Edgar Allan Poe died in the middle of the last century, but the year before the First World War his work became topical with its premonitions that ranged from the Messianic to the sepulchral. In common with all the late Romantics, Rakhmaninov described man's progress from the cradle to the grave, embracing the joyful peal of bells at festival time, and the thunderous tocsin. The music calls us to a better world which is still our own. Everything was readying itself for portentous events and world-shattering changes.
On the eve of the 21st century, we are once again in a period of expectation. Composers are again dusting down their copies of Edgar Allan Poe. Recently Gordon Getty has set to music the poem "Annabel Lee", a classic example of the "Poems of Youth and Death"....
On hearing Getty's music, one feels that it is not so much about eternal feelings as about what remains of them. His melodies sigh gravely and melt, away like a consumptive maid in Pushkin's poem. Truly "she is alive today, but gone tomorrow." In the music, the sound of horn calls, rural round dances, songs of confession and songs of remembrance is only half complete, sketched-in sparingly, as if it was somehow distorted and compressed....

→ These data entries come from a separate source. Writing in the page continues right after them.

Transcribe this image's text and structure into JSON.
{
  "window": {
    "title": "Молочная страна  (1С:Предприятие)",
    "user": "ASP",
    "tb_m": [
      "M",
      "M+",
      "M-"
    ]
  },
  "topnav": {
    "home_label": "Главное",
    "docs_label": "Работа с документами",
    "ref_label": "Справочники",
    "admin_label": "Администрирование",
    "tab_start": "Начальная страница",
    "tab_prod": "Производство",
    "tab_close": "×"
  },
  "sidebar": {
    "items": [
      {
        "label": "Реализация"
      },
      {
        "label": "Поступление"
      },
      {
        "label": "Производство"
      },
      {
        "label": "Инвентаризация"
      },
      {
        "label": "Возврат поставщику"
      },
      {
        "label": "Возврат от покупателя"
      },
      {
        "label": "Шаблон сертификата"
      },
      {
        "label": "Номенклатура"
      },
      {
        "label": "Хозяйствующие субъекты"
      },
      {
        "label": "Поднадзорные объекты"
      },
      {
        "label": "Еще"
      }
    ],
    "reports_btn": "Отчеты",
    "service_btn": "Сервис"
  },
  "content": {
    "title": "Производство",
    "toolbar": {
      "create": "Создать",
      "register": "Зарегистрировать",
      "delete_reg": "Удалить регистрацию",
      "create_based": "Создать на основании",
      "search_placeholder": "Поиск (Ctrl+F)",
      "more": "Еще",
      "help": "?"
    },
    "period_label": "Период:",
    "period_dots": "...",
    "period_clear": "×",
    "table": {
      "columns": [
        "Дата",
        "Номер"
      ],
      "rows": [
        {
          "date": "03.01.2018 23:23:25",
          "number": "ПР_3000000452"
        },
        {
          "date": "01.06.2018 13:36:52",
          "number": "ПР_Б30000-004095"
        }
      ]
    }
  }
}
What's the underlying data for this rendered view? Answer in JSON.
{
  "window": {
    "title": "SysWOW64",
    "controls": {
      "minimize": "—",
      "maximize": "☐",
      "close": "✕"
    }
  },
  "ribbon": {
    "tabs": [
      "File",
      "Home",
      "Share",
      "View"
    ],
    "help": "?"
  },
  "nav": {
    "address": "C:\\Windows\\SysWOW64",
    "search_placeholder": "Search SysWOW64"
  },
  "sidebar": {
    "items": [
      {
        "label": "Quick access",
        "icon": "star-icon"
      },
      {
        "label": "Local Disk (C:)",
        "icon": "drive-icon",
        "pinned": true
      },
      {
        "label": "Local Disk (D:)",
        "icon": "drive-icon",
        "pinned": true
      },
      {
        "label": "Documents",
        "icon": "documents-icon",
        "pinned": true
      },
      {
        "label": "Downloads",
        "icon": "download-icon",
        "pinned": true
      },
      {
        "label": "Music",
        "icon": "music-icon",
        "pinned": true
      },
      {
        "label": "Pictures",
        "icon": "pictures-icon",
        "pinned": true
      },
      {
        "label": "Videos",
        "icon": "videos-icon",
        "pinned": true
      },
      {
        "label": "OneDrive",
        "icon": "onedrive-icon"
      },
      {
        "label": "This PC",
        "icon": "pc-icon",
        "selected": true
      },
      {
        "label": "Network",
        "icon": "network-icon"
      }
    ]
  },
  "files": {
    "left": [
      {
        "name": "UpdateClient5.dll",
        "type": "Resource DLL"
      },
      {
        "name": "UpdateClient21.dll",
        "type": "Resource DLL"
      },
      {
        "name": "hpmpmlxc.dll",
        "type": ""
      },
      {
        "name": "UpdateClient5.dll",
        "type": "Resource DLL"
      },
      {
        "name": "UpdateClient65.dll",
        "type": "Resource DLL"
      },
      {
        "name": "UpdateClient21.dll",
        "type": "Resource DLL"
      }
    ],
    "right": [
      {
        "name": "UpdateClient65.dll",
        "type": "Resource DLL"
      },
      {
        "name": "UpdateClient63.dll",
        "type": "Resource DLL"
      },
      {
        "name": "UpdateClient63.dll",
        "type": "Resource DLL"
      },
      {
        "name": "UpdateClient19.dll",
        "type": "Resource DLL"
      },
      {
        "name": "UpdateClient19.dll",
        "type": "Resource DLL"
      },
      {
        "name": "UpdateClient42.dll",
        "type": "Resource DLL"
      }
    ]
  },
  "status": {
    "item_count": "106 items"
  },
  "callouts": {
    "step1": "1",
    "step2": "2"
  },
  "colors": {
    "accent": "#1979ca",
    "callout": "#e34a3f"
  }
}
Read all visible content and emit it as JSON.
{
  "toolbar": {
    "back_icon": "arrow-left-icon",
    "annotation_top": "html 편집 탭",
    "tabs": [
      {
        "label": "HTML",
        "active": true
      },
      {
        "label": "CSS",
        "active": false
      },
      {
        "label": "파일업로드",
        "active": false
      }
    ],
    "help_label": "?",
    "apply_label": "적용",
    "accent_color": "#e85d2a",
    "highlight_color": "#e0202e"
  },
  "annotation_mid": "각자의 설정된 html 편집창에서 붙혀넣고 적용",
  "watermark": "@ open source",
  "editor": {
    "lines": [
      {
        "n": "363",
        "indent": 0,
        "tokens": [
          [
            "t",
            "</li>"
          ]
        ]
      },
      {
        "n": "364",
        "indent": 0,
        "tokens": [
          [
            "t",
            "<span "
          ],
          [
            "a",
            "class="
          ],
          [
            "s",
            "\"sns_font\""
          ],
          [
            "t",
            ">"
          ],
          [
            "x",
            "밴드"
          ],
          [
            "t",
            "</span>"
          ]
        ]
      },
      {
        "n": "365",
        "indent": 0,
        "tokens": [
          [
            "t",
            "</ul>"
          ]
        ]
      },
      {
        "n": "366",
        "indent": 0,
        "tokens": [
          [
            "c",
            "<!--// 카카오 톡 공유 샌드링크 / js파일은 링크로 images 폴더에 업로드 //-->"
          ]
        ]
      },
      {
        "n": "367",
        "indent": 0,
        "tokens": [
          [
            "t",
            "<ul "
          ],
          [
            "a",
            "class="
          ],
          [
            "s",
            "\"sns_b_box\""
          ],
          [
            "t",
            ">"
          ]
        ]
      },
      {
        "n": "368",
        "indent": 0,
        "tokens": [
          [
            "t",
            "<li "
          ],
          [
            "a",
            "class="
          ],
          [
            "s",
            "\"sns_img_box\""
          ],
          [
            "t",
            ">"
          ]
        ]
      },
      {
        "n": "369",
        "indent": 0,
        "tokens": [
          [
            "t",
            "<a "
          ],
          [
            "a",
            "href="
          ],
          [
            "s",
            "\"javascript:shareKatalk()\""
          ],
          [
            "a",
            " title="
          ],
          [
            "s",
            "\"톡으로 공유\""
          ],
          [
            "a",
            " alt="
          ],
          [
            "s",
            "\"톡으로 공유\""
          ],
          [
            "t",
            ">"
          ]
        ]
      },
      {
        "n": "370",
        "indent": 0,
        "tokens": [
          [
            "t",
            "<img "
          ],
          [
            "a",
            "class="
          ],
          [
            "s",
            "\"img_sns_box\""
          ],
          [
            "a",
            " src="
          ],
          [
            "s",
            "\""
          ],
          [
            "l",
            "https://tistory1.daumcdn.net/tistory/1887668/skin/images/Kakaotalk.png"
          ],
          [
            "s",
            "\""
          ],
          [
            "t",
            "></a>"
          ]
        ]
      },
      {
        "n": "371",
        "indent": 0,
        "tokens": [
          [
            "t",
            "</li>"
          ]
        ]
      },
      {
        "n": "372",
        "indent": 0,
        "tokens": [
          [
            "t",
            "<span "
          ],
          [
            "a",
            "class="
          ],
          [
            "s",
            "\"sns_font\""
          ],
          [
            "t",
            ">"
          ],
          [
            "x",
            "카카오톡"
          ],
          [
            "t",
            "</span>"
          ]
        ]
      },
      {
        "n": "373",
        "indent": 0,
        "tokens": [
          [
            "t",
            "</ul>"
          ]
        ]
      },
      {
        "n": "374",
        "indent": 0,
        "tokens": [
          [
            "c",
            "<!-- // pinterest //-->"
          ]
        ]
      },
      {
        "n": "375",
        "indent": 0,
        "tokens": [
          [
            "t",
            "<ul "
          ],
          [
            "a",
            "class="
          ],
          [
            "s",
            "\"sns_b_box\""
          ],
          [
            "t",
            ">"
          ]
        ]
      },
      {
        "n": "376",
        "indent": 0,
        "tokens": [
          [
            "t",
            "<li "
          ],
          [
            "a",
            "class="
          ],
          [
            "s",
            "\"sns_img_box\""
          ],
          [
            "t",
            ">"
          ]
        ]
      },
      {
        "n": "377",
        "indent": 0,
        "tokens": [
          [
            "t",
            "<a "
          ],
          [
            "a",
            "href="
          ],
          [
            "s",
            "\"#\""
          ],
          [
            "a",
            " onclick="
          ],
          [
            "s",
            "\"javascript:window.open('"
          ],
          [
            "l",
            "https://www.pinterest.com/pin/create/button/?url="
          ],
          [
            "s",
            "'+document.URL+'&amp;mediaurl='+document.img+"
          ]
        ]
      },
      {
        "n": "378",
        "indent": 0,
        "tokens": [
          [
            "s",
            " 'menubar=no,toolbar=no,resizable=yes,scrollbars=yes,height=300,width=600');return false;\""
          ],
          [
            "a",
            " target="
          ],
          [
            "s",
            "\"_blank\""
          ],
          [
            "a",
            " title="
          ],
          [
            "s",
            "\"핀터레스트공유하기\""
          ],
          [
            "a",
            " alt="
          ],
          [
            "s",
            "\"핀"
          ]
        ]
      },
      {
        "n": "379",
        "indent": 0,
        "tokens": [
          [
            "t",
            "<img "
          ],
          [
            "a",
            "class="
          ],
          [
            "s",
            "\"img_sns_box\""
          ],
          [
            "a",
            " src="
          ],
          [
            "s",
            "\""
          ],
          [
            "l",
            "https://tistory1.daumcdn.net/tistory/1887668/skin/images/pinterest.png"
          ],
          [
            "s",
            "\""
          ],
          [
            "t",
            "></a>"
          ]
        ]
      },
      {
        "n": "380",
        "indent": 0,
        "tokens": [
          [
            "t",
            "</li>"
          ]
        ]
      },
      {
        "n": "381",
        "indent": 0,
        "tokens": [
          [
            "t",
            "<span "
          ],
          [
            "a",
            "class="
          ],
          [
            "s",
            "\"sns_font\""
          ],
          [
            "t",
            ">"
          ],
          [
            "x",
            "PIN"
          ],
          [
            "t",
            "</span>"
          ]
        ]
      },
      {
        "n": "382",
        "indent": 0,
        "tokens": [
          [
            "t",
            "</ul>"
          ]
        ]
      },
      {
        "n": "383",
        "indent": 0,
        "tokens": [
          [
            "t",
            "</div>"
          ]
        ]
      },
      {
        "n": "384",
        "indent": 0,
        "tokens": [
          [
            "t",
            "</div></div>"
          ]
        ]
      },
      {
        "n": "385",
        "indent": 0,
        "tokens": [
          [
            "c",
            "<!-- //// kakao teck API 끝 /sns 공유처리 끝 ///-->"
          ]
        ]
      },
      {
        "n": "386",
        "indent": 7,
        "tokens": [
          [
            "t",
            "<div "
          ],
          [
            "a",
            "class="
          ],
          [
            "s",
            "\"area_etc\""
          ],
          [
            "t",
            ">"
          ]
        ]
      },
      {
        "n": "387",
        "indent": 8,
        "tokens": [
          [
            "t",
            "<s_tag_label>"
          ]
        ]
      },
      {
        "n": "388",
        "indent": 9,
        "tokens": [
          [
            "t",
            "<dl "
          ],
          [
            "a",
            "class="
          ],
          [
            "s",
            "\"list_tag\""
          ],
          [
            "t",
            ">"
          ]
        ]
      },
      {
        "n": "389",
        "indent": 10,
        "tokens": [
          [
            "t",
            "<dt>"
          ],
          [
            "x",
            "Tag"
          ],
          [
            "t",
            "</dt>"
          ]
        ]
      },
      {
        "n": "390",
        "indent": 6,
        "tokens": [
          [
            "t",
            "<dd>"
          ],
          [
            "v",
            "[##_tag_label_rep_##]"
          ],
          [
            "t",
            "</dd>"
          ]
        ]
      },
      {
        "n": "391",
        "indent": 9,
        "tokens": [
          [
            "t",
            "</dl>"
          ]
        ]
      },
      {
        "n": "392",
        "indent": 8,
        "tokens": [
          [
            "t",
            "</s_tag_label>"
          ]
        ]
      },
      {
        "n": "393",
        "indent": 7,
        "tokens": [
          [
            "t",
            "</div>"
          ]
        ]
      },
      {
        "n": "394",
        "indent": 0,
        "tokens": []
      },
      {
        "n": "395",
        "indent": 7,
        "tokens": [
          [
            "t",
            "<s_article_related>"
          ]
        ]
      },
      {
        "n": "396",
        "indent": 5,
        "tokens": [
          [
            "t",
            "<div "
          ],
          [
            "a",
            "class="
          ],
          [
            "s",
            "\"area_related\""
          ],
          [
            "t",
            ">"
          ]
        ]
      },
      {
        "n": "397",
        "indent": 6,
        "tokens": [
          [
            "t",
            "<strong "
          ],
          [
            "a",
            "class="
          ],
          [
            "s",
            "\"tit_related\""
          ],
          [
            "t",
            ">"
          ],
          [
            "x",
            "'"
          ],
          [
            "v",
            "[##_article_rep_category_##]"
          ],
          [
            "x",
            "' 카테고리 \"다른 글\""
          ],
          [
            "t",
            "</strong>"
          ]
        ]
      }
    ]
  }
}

Composers like Gordon Getty, who have not lost natural feelings, are still writing romantic music, and conductors like Mikhail Pletnev are still performing it. It is to be hoped that they will continue their happy partnership for some time to come.
Lou Fancher, Homework Suite
Bay Area composer Gordon Getty's earliest piano pieces emerged in the symphonic world premiere of "Homework Suite," a collection of five movements whose only disappointment was their brevity. From the mesmerizing "Seascape" through "Giga's" Irish-laced jig to the galloping "Night Horses," the symphony here demonstrated what was to be the evening's shining achievement: a tenacious command of American composers' widely diverging styles.
Barbara Rose Shuler, Overture to Plump Jack
The overture by Gordon Getty...to the opera "Plump Jack" proved a scintillating concert opener, spiced with moods and flavors from Shakespeare's "Henry IV," wherein the rotund Sir John Falstaff shows up prominently.
Getty's understanding of this pre-eminent Shakespeare character is impressive and the music clearly prefigures the drama from the sack-drinking revels to the challenges of the battlefield. It was delightful to hear Getty's music. He's a talented composer and this piece made a zesty complement to the other works on program.
Anna Picard, Usher House
Lesser sighs greet Getty's music, a compote of Britten, Barber and Bernard Herrmann, which illustrates the drama with spooky glissandi, chromatic spirals, a plaintive oboe and twig-on-window-pane sul ponticello strings. There is a magpie waltz and a listless love song, Where is my lady, and where has she gone?, for the narrator (Jason Bridges), who is identified here as Poe and accessorised with a crush on the cataleptic Madeline Usher (sung offstage by Anna Gorbachyova and personified on stage by the dancer Joanna Jeffries).
With lines such as "Nothing can be hidden from Eddie Poe!" Getty is at least a better composer than he is a librettist.